I have never met the Osborne boys, Tiernan, Teagan and Torin.

But I feel like I know them because their parents, Tadashi and Donelle, have long included me in the list of recipients of their family photo and holiday letter each Christmas season.

Are there families you know that way?

In case you are wondering, the boys – SFCC and Shadle students – have gotten so big I hardly recognize them anymore. Their parents, though, have not changed a bit in 15 years.

Just wondering: How many people still remember when “pass reports” fascinated them because they moved here from a flat part of the country?

Slice answers: “You asked who had the ugliest tree-top angel,” wrote Marilyn Hein, of Nine Mile Falls. “I think it may be me. My angel is homemade – made in 1962 by a new bride (me) for our first Christmas. With more nerve than artistic ability, I built a cone shape out of coat hangers, covered it with white felt, blew a brown egg, painted on a face, made the hair with a piece of a nylon stocking sprayed with gold paint and sprinkled with glitter. Her cardboard wings are covered with aluminum foil, and she has proudly topped our tree every year for 53 Christmases. When we could afford a new, lit, sparkly pretty angel, our kids couldn’t bear to part with Eggnes, the eggheaded angel.”

Perhaps Eggnes ought to have her own animated special.

Colville’s Gordon Hensley wrote, “The ugliest tree topper angel is one I made myself a couple of years ago.”

At the heart of his creation is a Grumpy the Dwarf doll.

Some things people think are new really aren’t: Here’s how that day’s Slice column started on this date in 1994:

A reader called to complain that too many men in Spokane are growing beards.

“It’s getting out of hand,” she said.

We said we’d get right on it.

Today’s Slice question: Which reminds you most of Spokane? Why?

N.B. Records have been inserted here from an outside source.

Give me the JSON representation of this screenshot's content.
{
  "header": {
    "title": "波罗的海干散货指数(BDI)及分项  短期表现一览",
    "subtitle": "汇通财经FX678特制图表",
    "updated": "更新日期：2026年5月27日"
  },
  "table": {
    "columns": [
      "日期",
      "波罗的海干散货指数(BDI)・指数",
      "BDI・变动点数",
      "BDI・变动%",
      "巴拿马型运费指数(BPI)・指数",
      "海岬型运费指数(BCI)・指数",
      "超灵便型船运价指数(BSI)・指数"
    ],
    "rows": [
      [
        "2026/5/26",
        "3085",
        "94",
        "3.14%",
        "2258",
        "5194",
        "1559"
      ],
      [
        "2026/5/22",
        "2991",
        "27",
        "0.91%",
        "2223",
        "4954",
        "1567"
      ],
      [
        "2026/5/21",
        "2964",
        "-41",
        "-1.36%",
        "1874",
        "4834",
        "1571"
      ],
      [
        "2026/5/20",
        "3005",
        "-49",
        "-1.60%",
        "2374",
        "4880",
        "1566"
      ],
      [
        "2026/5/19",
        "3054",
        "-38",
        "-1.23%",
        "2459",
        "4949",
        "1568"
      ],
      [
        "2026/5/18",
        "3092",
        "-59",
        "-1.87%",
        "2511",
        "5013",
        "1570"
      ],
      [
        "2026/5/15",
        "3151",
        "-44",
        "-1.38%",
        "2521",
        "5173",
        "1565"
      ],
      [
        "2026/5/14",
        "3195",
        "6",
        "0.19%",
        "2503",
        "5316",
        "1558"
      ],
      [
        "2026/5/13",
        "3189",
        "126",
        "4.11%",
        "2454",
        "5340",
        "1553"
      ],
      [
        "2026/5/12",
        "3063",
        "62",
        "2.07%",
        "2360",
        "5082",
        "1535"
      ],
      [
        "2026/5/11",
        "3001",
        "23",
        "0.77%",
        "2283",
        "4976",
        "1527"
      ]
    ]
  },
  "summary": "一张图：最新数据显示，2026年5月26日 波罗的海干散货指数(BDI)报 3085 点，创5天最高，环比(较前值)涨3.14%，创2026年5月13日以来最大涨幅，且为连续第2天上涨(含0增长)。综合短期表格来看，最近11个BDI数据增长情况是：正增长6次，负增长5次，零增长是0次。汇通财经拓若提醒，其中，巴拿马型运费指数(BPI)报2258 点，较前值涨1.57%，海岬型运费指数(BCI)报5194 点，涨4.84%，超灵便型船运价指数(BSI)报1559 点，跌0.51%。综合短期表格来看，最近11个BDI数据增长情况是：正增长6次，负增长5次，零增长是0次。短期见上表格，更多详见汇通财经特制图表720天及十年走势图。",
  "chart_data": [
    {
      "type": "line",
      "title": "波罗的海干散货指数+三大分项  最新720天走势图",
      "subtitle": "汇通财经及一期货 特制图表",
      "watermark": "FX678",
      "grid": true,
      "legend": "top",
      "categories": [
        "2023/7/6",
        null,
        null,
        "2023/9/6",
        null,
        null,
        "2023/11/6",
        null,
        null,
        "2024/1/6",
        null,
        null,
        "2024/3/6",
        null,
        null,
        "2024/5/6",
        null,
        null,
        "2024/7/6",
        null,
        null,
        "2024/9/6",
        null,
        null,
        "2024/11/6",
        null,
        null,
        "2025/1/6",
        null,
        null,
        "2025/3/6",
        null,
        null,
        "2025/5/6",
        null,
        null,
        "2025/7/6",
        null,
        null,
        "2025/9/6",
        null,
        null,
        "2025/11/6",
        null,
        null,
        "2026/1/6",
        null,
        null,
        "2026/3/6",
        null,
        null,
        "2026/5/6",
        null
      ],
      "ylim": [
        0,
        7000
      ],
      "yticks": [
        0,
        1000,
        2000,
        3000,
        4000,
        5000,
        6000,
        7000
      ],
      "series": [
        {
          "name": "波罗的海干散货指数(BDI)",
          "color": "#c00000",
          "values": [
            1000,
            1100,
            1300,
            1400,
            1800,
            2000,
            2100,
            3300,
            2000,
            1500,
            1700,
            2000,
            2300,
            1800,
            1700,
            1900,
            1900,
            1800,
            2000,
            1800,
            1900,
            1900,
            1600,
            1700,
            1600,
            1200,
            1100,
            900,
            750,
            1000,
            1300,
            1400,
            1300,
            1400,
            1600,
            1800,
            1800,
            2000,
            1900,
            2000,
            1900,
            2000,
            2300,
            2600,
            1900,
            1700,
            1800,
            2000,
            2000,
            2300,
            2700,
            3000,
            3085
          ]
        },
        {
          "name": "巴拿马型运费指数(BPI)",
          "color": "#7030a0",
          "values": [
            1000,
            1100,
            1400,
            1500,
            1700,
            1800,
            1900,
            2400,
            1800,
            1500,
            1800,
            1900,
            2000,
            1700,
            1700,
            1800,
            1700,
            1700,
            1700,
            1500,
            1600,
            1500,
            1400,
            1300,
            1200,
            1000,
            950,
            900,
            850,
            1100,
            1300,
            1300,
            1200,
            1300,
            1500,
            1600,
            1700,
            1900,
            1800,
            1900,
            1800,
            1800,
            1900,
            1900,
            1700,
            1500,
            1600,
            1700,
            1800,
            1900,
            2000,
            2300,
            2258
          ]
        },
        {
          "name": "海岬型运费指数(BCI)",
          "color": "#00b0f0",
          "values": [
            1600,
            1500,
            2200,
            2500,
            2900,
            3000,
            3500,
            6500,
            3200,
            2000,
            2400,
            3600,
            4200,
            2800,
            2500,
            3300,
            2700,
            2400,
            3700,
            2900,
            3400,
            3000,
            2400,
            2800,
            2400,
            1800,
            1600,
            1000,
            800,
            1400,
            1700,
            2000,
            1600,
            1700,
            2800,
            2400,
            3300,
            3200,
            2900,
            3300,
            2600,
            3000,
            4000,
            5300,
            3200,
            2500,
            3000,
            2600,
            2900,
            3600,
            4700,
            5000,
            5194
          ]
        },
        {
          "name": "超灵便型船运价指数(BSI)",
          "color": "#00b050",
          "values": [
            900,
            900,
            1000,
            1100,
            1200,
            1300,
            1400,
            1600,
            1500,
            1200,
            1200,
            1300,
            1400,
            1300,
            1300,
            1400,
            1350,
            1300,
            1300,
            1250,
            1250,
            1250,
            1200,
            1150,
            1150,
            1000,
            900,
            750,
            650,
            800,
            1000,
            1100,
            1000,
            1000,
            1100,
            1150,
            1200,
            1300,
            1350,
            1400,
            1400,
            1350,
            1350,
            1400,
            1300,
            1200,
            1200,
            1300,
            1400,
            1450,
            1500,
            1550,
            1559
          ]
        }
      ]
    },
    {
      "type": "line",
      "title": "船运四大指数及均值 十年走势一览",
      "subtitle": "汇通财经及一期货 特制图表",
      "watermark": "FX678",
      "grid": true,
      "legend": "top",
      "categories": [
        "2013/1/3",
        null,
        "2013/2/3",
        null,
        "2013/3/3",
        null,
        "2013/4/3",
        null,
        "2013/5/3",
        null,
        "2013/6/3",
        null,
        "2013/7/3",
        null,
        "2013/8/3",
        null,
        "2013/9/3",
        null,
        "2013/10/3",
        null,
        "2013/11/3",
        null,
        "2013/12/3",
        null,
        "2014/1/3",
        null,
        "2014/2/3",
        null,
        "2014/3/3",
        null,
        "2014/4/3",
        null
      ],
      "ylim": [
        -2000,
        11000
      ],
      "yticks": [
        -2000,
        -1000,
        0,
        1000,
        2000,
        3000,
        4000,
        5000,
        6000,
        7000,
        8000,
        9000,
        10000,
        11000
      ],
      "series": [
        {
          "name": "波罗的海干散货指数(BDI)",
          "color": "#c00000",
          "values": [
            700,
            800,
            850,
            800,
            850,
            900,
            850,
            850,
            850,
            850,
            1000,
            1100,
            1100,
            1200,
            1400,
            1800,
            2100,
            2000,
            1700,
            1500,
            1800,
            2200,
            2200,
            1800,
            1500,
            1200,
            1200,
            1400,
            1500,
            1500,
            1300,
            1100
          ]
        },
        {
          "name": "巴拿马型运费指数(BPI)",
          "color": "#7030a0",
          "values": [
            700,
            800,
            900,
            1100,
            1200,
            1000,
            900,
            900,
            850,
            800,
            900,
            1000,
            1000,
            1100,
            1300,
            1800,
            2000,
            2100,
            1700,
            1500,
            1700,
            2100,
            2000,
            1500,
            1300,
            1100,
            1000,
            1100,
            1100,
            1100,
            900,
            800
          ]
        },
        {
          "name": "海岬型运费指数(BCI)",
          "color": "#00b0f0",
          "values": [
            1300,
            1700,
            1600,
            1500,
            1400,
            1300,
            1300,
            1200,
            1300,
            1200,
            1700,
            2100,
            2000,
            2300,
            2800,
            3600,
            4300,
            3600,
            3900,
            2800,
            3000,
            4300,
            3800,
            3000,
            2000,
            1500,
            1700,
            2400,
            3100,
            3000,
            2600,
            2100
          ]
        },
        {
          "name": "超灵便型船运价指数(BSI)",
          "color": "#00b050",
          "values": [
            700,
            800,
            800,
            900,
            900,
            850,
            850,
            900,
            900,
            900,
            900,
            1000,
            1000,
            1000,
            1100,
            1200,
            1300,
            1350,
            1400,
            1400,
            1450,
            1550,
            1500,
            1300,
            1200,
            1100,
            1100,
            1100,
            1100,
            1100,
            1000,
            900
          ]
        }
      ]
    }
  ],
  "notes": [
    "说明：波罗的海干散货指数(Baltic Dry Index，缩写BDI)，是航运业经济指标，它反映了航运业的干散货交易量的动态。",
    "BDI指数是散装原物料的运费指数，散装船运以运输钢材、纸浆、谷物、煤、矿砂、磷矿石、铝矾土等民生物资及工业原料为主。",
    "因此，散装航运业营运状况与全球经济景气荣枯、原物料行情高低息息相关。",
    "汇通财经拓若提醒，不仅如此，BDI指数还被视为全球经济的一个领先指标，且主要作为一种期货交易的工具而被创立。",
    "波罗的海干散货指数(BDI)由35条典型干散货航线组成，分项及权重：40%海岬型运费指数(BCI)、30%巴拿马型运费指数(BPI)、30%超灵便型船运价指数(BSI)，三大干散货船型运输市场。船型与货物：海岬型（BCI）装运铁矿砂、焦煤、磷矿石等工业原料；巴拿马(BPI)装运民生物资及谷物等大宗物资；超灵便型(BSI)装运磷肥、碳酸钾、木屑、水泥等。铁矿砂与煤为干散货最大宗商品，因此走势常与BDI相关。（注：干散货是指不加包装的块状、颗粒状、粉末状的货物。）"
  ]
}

A) Bedford Falls in “It’s a Wonderful Life.” B) The adult-free community in “A Charlie Brown Christmas.” C) Whoville in “How the Grinch Stole Christmas.” D) The Island of Misfit Toys in “Rudolph the Red-Nosed Reindeer.” E) The Indiana hometown of Ralphie Parker in “A Christmas Story.” F) Potterville in “It’s a Wonderful Life.” G) Pine Tree, Vermont, in “White Christmas.” H) Other.